ニクラウスがゴルフボールの進化に警鐘を鳴らすのは今回が初めてではない。今から30年ほど前に、水に浮くほど軽いボールを開発して、カリブ海のケイマン諸島に自らが設計した専用のコースをオープンさせている。

狭い土地でも気軽にゴルフができるようにというコンセプトで開発された「ケイマンボール」だったが、飛距離は通常のボールの半分ぐらい。打った感触が通常のボールよりも頼りなく感じるので大きく広がることはなかったが、今でも岐阜県や群馬県など、日本の数カ所に専用コースがあり、初心者や子供たちがケイマンゴルフを楽しんでいる。

その後もニクラウスのゴルフボールに対する思いは変わらず、以来、たびたび「ボールがこのまま進化していったら、ゴルフゲームはただ飛ばすだけの見せ物になってしまう」と言い続けている。
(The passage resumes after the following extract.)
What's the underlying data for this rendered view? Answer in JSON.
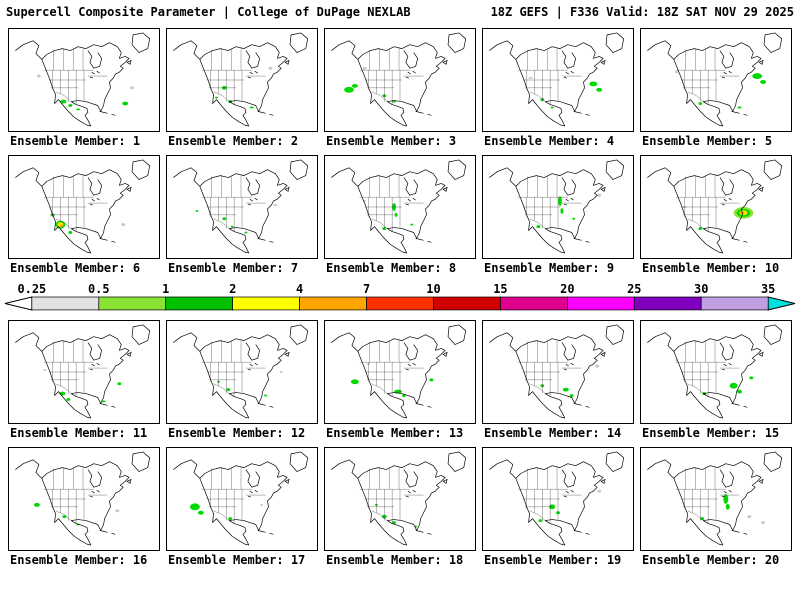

飛距離をセーブするには、クラブヘッドの素材や形状、シャフトの規制などいくつかの方法があるだろうが、ニクラウスが言うように、ボールでの規制がやりやすいかもしれない。

レベルによってボール使い分けも

現在、ボールは直径4.267センチ以上、重さ45.93グラム以下と定められている。例えば、大きさはそのままにして最大重量を小さくすれば、軽くなる分、飛距離は落ちる。

一般アマチュアが使うボールは今まで通りにし、トップアマやプロが競技で使用するボールだけに規制をかけることによって、アマはアマなりの楽しい、プロはプロなりのスリリングなゴルフが満喫できるのではないだろうか。

米国ゴルフ協会(USGA)、全英オープン選手権を主催するR&A、あるいは米PGAツアーも、本気で考なくてはいけないときが来ている。